伝統ある尾道帆布を使って、地域の人と地域の材料で製品を作っています。
「地域の人たちと環境にやさしいものを作ることで、「ごみ」が減ることを実現したい」と語ります。
本来捨てられていたものを利用して製品を作り出す、染色研究家の新里カオリさん。
動物や自然に囲まれて、お互いに自然と一緒に生きる暮らし方を実践している。
「アナログな暮らしで自分たちの暮らしやすさを探るのが面白い」と語ります。
暮らしのてまひま
循環型染織研究家 新里カオリさん
埼玉県出身。武蔵野美術大学大学院造形研究科テキスタイルコース修了。広島に観光で訪れた際に、友人のお母さんに尾道を勧められ、地場産業の尾道帆布を知る。帆布を使ったお土産づくりの相談を受けてボランティアで制作や広報を手伝うことに。2008年に尾道に移住、株式会社立花テキスタイル研究所代表取締役として、「地域のいらないものを資源に」をモットーにものづくりに取り組む。
鉄鋼所で鉄板を切る際にでる鉄粉、家具屋さんや農家さんから出る木っ端、牡蠣の殻。
どれも一度は不用なものとして見放されたものたちを、「染色技術を通して、もう一度資源として捉え直したい」とものづくりに取り組む新里カオリさん。尾道大橋を渡り、向島にある立花テキスタイル研究所を訪ねました。インタビューを終えた後、緑と茶色の2色で構成されていた山の景色が、カラフルなものに見えてきました。
「染色という技術で、ごみを資源に変えていきたい」
取材に伺ったときは、今年3月のリニューアルに向けて準備中。
新たな立花テキスタイル研究所もこれまでと同じ向島にあります。
眼下に海、背中に山、周辺は民家もあり、向島の生活に溶け込める場所です。
ショップ兼アトリエで、作品が生まれる瞬間に立ち会えますし、スタッフの方に作品を説明してもらいながらお気に入りを見つけることもできます。
今後はカフェも併設されるそうです。
研究所で作っているのは、帆布をメイン材料に、染色材料に農家や家具屋さんで出る木っ端、造船所で出る鉄の粉、柿農家さんの副産物である柿渋など、地域の廃材などを使った染め物。バッグやポーチ、ペンケースや帽子などの小物類があります。染色材料の開発も。
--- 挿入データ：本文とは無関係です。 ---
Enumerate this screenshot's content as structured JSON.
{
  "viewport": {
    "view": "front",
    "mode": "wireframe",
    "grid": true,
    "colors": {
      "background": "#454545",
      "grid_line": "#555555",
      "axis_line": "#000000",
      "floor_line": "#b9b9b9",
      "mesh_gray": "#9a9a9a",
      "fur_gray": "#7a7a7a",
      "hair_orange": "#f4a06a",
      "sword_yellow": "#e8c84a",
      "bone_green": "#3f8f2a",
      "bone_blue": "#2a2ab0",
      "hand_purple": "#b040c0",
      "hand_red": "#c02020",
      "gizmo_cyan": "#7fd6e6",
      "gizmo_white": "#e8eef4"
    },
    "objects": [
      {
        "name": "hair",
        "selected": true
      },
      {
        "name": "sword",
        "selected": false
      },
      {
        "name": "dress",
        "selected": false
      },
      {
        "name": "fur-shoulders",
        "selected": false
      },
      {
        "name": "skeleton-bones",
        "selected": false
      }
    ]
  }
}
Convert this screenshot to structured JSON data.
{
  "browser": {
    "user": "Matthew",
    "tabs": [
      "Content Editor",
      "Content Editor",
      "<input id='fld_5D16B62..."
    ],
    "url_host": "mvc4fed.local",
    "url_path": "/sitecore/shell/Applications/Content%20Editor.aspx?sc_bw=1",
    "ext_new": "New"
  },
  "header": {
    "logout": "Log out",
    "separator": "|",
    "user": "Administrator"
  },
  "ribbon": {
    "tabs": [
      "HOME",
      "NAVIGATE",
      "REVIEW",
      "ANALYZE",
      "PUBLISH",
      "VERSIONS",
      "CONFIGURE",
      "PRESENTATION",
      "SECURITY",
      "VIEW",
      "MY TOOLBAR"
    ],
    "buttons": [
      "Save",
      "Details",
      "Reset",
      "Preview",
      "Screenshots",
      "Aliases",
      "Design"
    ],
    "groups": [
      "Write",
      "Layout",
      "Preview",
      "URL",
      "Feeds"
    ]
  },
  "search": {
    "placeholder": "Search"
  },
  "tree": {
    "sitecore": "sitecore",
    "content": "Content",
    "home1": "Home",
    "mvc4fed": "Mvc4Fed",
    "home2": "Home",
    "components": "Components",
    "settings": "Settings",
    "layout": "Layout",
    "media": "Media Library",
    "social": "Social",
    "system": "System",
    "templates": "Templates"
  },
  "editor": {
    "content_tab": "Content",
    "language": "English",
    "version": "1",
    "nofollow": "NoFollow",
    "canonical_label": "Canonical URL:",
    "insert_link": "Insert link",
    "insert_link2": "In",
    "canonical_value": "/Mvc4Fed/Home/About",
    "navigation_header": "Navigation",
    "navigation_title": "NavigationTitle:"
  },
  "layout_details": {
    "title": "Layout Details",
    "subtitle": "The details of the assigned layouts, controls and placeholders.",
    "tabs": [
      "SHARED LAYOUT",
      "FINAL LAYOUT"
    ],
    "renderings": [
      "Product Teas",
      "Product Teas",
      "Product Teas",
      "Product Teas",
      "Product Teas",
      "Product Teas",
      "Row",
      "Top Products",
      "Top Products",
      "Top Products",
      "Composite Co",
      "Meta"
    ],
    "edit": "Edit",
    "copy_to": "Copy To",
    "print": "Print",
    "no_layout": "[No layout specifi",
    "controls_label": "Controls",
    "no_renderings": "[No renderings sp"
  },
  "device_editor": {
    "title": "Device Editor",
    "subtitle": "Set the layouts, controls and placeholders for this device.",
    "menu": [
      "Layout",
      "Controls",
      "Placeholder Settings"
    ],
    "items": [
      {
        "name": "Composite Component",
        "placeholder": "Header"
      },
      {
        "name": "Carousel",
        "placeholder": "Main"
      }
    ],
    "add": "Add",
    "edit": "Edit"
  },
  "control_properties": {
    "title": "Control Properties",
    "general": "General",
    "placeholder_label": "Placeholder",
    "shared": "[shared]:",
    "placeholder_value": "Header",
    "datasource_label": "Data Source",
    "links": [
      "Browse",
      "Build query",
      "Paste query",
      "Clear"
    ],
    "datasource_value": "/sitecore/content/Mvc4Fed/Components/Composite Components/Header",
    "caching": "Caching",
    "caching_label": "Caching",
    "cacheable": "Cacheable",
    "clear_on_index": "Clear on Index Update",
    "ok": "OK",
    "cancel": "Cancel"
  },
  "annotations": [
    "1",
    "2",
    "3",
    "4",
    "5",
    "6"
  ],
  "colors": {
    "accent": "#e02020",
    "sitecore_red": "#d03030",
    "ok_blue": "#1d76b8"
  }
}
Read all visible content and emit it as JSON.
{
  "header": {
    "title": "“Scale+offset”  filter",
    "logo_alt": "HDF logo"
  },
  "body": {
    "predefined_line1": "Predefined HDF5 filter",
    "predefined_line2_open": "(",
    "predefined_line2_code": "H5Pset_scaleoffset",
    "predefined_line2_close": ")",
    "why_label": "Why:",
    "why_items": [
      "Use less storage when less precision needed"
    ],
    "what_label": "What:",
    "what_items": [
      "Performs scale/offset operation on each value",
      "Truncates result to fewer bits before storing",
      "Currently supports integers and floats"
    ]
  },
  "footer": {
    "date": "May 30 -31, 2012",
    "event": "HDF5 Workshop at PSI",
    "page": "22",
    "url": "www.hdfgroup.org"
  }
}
染色材料は、捨てる予定だったものを有効活用しています。
さらに、地域の農家に綿の栽培を委託するなど、地域で生まれたものを材料にし、地域雇用を生む取り組みも。綿はふわふわのところは糸に、茎も染色に利用します。
「染色という技術で、ごみを資源に変えていきたい」という思いを託した布の色は、色を出すために材料を集めるのではなく、暮らしの営みを受け入れた優しい色。桜で染める場合、色素量が一番多い3月の桜を欲しがるのではなく、桜を剪定する10月の桜を桜の色として受け入れて表現します。
デザインは、行き交う船、海に浮かぶブイ、瀬戸内の温暖な気候で育ったレモンなど、瀬戸内の風景をモチーフにしています。横長のバッグ「ボート」で風景を描きたくなります。
ごみにならないものづくりに、伝統工芸を残していく
ごみとして捨てられてしまうものを価値ある資源として見直す、その発想の原点は学生時代にありました。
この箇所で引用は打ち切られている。